New Orleans’ transgender community is on edge after two transgender women were murdered within 48 hours of each other.
Chyna Gibson was gunned down Saturday night, while the second woman was found with multiple stab wounds Monday morning, CNN affiliate WDSU reported.
No arrests have yet been made in the cases, which police say appear to be unrelated, but transgender activist Daphanie Dupree told WDSU the situation was scary.
“It’s scary because like a lot of the girls in New Orleans, they’re walking around like zombies, you know they have this little hidden fear that’s inside them to even go anywhere and I hear a lot of them talking about like ‘oh, I’m going to carry a gun,” Dupree said.

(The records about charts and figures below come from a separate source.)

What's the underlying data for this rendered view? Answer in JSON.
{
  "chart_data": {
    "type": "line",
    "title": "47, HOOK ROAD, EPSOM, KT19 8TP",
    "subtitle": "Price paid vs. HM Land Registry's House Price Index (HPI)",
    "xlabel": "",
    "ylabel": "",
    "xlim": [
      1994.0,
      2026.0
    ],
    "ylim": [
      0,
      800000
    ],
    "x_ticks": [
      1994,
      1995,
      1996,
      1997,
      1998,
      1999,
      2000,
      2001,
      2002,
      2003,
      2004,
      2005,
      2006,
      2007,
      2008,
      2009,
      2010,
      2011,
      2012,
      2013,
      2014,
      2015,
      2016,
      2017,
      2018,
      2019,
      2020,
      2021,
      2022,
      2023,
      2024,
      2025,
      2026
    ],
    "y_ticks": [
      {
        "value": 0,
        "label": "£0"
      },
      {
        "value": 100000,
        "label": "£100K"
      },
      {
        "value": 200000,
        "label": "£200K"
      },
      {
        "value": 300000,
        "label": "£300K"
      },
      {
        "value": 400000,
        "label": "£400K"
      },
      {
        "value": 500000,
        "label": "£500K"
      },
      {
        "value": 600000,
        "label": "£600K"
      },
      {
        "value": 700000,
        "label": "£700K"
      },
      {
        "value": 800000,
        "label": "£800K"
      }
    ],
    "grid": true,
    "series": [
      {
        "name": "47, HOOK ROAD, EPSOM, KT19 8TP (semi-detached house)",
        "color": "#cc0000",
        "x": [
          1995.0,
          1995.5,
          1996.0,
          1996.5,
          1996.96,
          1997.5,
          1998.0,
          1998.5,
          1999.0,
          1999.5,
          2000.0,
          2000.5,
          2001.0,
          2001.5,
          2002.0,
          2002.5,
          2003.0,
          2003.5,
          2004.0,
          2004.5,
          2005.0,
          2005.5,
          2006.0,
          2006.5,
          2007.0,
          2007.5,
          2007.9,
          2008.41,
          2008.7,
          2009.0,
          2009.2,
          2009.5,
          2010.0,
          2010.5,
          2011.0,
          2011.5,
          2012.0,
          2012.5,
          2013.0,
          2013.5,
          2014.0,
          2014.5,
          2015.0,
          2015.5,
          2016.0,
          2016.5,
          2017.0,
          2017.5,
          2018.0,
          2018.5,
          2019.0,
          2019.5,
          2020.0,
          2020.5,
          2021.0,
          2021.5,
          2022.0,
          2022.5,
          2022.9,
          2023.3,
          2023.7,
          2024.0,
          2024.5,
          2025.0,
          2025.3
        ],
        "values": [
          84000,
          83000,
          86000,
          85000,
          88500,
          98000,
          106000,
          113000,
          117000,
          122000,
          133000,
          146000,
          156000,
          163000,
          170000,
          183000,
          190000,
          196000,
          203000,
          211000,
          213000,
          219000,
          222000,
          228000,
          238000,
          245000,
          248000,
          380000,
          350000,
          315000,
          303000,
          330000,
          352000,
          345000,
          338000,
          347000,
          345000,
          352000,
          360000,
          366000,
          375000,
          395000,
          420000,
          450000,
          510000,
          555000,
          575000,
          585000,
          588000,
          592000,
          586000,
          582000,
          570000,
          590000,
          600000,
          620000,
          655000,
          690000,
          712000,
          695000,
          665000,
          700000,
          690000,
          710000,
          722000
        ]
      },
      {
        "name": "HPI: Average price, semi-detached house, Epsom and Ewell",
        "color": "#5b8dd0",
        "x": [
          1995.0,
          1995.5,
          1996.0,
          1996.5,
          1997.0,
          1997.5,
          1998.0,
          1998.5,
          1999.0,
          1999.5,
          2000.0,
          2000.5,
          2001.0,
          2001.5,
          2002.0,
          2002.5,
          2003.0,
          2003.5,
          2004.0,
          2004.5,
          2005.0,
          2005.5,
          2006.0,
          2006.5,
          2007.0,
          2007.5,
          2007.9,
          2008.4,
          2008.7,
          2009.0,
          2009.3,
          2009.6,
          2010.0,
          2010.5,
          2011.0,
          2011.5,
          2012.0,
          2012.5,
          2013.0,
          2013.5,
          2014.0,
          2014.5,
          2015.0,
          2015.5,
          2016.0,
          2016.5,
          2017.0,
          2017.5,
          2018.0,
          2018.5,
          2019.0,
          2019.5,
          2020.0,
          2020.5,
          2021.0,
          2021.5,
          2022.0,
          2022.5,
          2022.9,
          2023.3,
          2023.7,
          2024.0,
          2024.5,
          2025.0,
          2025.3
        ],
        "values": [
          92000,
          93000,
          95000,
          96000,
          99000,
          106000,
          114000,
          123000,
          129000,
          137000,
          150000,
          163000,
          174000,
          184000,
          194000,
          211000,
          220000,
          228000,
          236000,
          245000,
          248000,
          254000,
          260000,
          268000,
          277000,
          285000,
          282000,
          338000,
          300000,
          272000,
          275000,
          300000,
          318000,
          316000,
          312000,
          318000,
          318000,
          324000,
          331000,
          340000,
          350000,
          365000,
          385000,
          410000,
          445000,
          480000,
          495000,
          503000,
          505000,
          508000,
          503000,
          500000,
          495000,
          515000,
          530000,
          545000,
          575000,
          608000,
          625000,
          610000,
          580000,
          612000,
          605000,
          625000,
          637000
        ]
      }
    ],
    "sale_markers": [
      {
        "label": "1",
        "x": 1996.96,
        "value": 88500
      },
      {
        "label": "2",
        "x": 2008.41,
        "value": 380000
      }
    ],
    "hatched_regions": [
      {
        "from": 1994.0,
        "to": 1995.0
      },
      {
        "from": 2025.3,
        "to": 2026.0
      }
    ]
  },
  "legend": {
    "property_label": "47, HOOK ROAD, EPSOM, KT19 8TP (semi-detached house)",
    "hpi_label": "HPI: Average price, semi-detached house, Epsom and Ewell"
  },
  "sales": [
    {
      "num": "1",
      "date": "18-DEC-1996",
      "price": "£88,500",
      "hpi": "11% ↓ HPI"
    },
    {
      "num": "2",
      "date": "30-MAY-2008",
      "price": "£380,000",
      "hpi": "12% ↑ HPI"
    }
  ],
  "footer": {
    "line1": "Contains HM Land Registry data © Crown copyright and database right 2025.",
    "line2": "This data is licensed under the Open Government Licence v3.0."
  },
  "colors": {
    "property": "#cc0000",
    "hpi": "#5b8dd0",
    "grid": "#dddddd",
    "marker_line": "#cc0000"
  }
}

“It’s very heartbreaking and it’s scary because it’s too close to home, I mean it could happen to any of us but I’m like — we hang in the same circles, we hang in the same area just like it happened to them it could happen to me.”
One is too many
In a media conference broadcast by WDSU, Police Commander Doug Eckert said the two crimes in two days showed an increase in violence against transgender people in the city.
“I mean one is too many and that’s how we feel,” Eckert said.
Eckert told WDSU that there was nothing to demonstrate that the stabbing was a hate crime. “If we learn that it’s a hate crime of course we’ll pursue the charges of that,” he said.
At Wednesday’s media conference Eckert referred to the victim as being transgender woman but declined to name her.
Police say they want to speak to the owner of a two-door black Chevrolet Camaro in connection with the case.
Seven killings
The National Coalition of Anti-Violence Programs (NCAVP) said it had responded to seven reported killings of transgender women of color in the first two months of the year.
“As a society we can stop this epidemic by hiring trans women of color, making sure they have safe places to live and standing up when we see or hear them being demeaned and attacked and simply by valuing their lives,” it said in a statement.
It said another transgender woman had been fatally shot in Monroe, Louisiana, on February 19.
The Southern Poverty Law Center cited the Anti-Violence Project as saying the other four killings had been in Canton, Mississippi; Sioux Falls, South Dakota; and Toledo, Ohio.
Last year, the deaths of 26 transgender people were reported, more than any other year, according to GLAAD and other advocacy groups.